Compound interest is the most important money concept on the planet. You may also hear it called compounding interest, which is the same thing.
Compound interest can make you richer than you ever imagined or dig you into a deep hole of financial ruin. In this article I’ll dive into what it is, how it can be your best friend or worst enemy, and what you need to do to reap the rewards.
Definition Break Down
Interest is the amount you receive if you let other people borrow your money. It’s also the amount you pay when you borrow money from someone else.
- If you keep money in a savings account, the bank borrows your money. They pay you interest as a reward for you letting them borrow your money. This concept applies whether you let a company or an individual borrow your money.
- If you need to borrow money from someone else, you take out a loan. When you take out a loan, there is an interest rate associated with it, which is the amount that you will owe in addition to the money you need to borrow. So if you take out a $1,000 car loan, you will need to pay the $1,000 back plus whatever interest you are charged.
Compound refers to the way the interest amount is calculated. There are 2 types of calculation methods you need to know.
Simple Interest calculates based on the original loan amount
- If you keep $1,000 in a bank account that pays you 10% simple interest, $1,000 is the original loan amount. 10% of 1,000 is $100 = the amount the bank will pay you every year as a reward for keeping your money there:
- Year 1: Bank pays you $100, so your account balance is $1,100
- Year 2: Bank pays you $100, so your account balance is $1,200
- Year 3: Bank pays you $100, so your account balance is $1,300
and on and on and on….
Compound interest factors in both the original loan amount and the interest that has already accumulated.
- This time you keep $1,000 in a bank account that pays you 10% compound interest. $1,000 is still the original loan amount, but this time you will earn 10% interest on your entire account balance every year. Here’s what is looks like:
- Year 1: Account balance = $1,000.
- 10% of $1,000 = $100. New account balance = $1,100
- Year 2: Account balance = $1,100.
- 10% of $1,100 = $110. New account balance = $1,210.

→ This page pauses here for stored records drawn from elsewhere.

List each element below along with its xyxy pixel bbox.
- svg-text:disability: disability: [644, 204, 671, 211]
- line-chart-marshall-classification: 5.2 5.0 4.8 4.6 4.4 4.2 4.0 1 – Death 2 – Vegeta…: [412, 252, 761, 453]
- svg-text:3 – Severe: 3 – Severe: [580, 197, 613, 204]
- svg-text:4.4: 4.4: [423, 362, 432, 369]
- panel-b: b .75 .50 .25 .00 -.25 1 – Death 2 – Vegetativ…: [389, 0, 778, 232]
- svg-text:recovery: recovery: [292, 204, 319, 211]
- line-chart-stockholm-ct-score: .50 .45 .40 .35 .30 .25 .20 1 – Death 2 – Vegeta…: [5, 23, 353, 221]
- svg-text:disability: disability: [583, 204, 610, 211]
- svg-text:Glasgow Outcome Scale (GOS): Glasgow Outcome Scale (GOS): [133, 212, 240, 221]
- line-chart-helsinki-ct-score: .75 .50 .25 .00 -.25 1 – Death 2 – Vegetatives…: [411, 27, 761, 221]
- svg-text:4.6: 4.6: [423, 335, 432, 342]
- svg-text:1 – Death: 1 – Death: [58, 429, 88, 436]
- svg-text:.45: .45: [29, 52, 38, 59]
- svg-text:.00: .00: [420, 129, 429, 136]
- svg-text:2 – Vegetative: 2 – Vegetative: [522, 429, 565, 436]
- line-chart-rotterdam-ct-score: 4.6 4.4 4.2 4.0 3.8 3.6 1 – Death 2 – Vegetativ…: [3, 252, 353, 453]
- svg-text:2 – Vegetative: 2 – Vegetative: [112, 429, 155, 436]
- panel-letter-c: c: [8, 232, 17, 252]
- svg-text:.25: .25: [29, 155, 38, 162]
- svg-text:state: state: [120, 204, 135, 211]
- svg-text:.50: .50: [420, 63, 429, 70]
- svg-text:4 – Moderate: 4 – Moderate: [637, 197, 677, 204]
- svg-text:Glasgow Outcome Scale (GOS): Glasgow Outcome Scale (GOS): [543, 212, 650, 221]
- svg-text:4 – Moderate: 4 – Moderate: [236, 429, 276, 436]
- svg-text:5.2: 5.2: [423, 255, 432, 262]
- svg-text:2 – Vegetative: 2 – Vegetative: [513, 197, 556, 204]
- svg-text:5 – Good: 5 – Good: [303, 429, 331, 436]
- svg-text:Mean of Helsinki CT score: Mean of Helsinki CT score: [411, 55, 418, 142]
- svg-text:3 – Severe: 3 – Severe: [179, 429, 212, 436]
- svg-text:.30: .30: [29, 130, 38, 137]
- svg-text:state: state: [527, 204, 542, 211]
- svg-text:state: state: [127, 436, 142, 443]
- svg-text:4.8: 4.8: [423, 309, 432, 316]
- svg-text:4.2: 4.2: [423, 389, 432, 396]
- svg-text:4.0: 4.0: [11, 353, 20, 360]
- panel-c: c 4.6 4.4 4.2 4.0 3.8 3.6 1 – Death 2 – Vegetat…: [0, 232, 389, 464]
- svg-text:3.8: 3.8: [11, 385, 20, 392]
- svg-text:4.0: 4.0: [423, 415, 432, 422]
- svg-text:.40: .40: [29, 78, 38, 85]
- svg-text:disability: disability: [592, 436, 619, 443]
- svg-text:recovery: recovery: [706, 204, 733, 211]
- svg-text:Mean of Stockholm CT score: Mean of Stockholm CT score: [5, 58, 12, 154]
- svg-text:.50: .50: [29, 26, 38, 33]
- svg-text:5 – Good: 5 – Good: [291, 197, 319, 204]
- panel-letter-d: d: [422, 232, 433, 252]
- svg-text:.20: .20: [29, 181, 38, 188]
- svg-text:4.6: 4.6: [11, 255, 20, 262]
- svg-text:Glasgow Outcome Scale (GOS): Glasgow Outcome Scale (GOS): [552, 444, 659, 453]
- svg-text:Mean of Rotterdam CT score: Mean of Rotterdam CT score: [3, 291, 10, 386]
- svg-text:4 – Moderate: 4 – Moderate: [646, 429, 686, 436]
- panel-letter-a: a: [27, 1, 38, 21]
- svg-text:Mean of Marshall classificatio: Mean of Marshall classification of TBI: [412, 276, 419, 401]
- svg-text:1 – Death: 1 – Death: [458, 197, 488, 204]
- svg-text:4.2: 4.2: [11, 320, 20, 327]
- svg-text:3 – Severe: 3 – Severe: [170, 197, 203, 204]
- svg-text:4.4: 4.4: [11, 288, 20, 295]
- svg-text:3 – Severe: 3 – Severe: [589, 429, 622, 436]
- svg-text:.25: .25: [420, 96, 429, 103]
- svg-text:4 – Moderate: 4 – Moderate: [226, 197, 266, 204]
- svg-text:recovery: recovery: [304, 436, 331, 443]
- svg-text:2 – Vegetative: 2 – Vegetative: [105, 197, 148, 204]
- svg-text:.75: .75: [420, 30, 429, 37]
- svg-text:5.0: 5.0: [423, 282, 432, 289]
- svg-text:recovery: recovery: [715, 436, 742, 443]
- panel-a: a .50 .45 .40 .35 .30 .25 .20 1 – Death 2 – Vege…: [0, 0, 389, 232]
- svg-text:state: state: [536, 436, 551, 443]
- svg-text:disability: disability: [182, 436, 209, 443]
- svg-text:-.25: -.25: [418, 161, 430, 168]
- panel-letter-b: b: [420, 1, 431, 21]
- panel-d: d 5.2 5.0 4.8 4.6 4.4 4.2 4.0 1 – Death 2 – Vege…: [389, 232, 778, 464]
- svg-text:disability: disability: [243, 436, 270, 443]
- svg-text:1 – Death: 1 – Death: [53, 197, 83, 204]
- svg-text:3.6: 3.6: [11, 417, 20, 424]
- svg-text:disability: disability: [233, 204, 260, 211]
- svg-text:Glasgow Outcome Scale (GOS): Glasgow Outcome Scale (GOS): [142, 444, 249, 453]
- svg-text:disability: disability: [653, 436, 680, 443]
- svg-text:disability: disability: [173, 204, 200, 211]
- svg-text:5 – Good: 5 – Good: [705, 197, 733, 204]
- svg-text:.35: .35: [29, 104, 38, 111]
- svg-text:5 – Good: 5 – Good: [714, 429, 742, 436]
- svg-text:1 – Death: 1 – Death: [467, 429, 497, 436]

- Year 3: Account balance = $1,210.
- 10% of $1,210 = $121. New account balance = $1,331
- Year 1: Account balance = $1,000.
Compound interest is the clear winner when it comes to making money in interest. Because of this, almost all money is borrowed and invested using compound interest calculations, which can either be your best friend or your worst enemy.
Your Best Friend
Compound interest works in your favor when you invest, especially when you invest in the stock market. These investments use compounding interest principles, so you can earn a lot of money over time as long as you’re investing in the right things.
Using a Roth IRA calculator, let’s take a look at what happens when:
- You invest $1,000 in the stock market at age 20 and don’t plan to take it out until age 65.
- You earn an 8% compounded interest rate of return (which is the average rate of return for the stock market)
That $1,000 turns into $31,290 simply because of compound interest!
Now what happens if you add $100 every month to your original investment of $1,000?
I know this sounds like magic but it’s not. You can use a Roth IRA calculator to test out these scenarios yourself. Compound interest definitely works out in your favor when you invest, and the earlier you start the better. I recommend opening a Roth IRA as soon as possible so you can take advantage of the incredible benefits of compound interest.
Your Worst Enemy
The downside to compound interest happens when you are the one borrowing money, especially from a credit card provider. Credit cards use compounding interest to charge you extra if you carry a balance on your credit card.
The interest rate is expressed as APY which means Annual Percentage Yield. The calculation is a bit more complicated because this APY is broken down to the daily interest rate, multiplied by your average daily balance, and then applied at the end of your billing cycle.
Using a Credit Card Interest Calculator, let’s see what happens when:
- You have a $1,000 credit card balance and your card charges you 24% APY
- You pay a minimum payment amount of $30 toward this balance every month
$546 is just the interest amount – don’t forget that you need to pay off the original $1,000 balance too! This means that using your credit card and only paying the minimum payment amount actually costs you $1,546.
Compound interest can really dig you into a financial hole if you carry high balances on a credit card, like this:
- You have a $5,000 credit card balance and your card charges you 24% APY
- You pay a minimum payment amount of $100 toward your balance each month
$8,093 owed just in interest.
DON’T DO THIS. I repeat, please DON’T DO THIS.
While credit cards are an important financial tool, if you don’t use them wisely then you can find yourself owing way more than your original balance like in the example above. Pay off your credit card balance IN FULL every month. If you don’t, the principles of compound interest will make sure to dig you into a giant hole of credit card debt quicker than you thought possible.
Takeaways
- Compound interest applies to your entire account balance, not just your original investment or loan amount. This is awesome for investors, and horrible for people with credit card debt
- Open a Roth IRA and start investing right now to make compound interest your best friend
- Pay off your credit card IN FULL every month so compound interest doesn’t become your worst enemy
Disclaimer: I am not a certified financial advisor and this article is intended for educational purposes only.